Chocolate Garam Masala Snickerdoodles
Notes: These cookies are very straightforward to prepare. The two things to bear in mind (and this applies to all cookies made with chickpea flour): do not try the raw dough (raw chickpea flour tastes leguminous in the worst possible way) and, for the same reason, do not underbake the cookies – you are looking for crisp edges and a cookie that is nicely puffed up in the oven but that buckles within a couple of minute of being taken out of the oven.
60g butter, at room temperature
50g raw cane sugar or caster sugar
50g light brown sugar
120g chickpea flour
30g cocoa powder
Pinch of salt
1/2 tsp baking soda
50g raw cane sugar (or caster sugar) plus 1/4 tsp garam masala for dusting
In a large bowl, beat the butter together with the raw cane sugar, the light brown sugar and pinch of salt until fluffy (3-5 minutes). Add the egg and beat to combine.
In a separate bowl whisk together the chickpea flour, cocoa, pinch of salt and baking soda. Add to the butte mixture in one go and beat to incorporate. Cover the bowl and place in the fridge to rest for 1h.
While the dough is resting in the fridge, pre-heat the oven to 175 degrees and line a sheet pan with parchment paper.
In a bowl mix the remaining sugar together with the garam masala.
Using an ice-cream scoop drop tablespoon sized cookies into the spiced sugar. Roll each cookie in the sugar to coat before placing it on the sheet pan, leaving a couple of centimetres of space between the cookies. Bake for 17-20 minutes or until the cookies have puffed up in the middle and are crisp on the edges. Leave to cool for ca. 5 minutes before moving the cookies to a cookie rack (the cookies will buckle and firm up as they cool).

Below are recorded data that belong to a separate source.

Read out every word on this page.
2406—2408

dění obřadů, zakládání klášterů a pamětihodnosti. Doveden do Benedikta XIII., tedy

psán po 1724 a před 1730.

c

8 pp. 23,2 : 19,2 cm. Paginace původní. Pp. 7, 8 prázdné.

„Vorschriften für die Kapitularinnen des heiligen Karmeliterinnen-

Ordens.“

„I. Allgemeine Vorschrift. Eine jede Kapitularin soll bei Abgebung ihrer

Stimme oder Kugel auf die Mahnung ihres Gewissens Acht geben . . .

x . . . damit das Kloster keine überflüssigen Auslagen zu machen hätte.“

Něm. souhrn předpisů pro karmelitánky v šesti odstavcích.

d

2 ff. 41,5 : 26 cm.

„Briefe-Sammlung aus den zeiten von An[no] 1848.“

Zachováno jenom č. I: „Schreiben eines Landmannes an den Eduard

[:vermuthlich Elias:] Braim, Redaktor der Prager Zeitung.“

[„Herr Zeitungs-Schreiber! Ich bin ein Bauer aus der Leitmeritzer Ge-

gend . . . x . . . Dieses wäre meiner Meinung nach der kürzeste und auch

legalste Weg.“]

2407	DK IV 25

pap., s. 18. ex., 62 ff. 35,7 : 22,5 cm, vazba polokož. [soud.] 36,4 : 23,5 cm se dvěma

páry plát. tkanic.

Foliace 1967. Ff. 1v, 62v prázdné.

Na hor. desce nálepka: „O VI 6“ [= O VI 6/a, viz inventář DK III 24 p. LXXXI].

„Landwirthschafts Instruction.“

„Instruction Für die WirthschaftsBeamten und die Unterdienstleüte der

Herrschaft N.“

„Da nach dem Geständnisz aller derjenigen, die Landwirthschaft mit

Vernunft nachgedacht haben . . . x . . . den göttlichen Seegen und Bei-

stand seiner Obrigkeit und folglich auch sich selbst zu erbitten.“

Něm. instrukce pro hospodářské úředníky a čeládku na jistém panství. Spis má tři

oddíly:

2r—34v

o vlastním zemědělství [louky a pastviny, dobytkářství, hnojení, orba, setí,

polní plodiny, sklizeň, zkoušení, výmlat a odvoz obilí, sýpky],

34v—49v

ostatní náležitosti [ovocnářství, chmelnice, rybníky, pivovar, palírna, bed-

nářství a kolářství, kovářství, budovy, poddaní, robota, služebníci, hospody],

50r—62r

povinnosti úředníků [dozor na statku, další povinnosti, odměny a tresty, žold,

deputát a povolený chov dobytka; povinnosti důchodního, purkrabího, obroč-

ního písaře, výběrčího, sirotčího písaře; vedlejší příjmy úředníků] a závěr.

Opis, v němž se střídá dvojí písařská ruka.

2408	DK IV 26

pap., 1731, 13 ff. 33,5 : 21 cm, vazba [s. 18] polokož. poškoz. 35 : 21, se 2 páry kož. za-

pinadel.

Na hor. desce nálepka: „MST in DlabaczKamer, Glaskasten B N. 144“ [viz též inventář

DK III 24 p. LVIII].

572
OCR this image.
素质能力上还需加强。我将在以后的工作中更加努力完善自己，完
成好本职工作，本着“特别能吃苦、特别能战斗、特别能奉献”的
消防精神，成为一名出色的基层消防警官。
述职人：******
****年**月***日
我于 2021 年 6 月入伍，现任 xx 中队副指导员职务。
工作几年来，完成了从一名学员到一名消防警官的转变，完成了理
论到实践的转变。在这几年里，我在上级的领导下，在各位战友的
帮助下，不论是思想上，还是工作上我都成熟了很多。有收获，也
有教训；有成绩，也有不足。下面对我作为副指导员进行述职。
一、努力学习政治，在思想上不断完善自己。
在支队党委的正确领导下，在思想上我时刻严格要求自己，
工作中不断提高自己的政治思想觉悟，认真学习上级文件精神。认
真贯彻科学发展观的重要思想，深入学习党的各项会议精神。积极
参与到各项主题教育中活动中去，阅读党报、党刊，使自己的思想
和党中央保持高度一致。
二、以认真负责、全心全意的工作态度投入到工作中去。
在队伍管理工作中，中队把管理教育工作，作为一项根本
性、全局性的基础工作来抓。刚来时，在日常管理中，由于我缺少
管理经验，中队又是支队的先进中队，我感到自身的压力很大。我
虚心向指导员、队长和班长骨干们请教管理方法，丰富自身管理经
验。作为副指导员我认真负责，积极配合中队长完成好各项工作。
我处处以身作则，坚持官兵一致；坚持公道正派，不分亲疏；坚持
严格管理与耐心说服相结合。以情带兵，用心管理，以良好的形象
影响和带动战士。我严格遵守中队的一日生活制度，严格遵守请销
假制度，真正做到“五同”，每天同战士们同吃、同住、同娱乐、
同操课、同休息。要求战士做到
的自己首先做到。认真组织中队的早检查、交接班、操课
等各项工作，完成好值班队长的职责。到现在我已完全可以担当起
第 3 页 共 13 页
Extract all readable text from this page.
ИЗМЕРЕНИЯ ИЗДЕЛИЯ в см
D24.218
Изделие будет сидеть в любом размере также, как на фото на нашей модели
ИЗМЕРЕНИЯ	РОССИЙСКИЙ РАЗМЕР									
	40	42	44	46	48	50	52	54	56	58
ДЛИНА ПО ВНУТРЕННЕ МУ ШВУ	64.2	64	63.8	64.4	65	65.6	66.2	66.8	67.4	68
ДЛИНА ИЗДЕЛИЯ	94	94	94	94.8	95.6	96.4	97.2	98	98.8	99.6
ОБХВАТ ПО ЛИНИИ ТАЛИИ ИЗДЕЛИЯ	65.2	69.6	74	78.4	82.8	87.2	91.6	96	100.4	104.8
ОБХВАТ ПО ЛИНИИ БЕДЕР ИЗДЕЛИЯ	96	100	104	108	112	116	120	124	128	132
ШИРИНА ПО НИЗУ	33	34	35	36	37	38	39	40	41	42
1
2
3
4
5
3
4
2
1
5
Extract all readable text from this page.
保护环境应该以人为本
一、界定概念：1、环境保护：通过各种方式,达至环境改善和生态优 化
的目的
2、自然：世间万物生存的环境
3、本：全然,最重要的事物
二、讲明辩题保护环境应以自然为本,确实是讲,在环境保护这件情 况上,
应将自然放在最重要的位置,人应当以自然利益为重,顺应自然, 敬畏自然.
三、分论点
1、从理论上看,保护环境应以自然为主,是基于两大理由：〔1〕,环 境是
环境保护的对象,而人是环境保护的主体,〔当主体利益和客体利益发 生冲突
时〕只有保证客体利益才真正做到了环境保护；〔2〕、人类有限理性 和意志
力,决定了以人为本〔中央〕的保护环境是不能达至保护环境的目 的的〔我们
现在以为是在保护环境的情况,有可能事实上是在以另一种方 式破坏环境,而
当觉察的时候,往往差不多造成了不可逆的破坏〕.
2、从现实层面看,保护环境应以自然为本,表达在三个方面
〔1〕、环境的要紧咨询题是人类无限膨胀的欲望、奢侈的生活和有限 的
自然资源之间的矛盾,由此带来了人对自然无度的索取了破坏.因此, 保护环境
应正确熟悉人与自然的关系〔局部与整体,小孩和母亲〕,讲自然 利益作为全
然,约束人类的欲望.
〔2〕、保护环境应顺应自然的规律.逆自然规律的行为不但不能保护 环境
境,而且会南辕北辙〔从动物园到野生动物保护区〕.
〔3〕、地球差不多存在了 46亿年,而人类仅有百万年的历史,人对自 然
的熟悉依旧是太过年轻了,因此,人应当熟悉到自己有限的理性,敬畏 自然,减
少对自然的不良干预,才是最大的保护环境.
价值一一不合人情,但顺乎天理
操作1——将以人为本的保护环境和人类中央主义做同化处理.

As is quickly becoming clear, I am not just far far far behind on my Christmas shopping, Christmas baking has also taken a bit of a backseat around these parts this year. I am aiming to rectify that over the coming 10 days or so. If you are still looking for inspiration for your Christmas baking session, I am planning to bake a batch (or two or three) of these cookies:
- Heidi’s Rosewater Shortbread;
- Heidi’s Swedish Rye Cookies (if I get round to baking these, I think I will add a pinch or two of ground cardamom to the dough);
- these Peppernuts I made last year – while the recipe uses Indonesian Long Pepper, Ale brought back some wonderfully fragrant Kampot Pepper from his trip to Cambodia in the summer that would be perfect for this recipe; and
- these Chickpea Flour Gingersnaps (I may or may not increase the ginger hit by folding some crystallised ginger into the dough as well).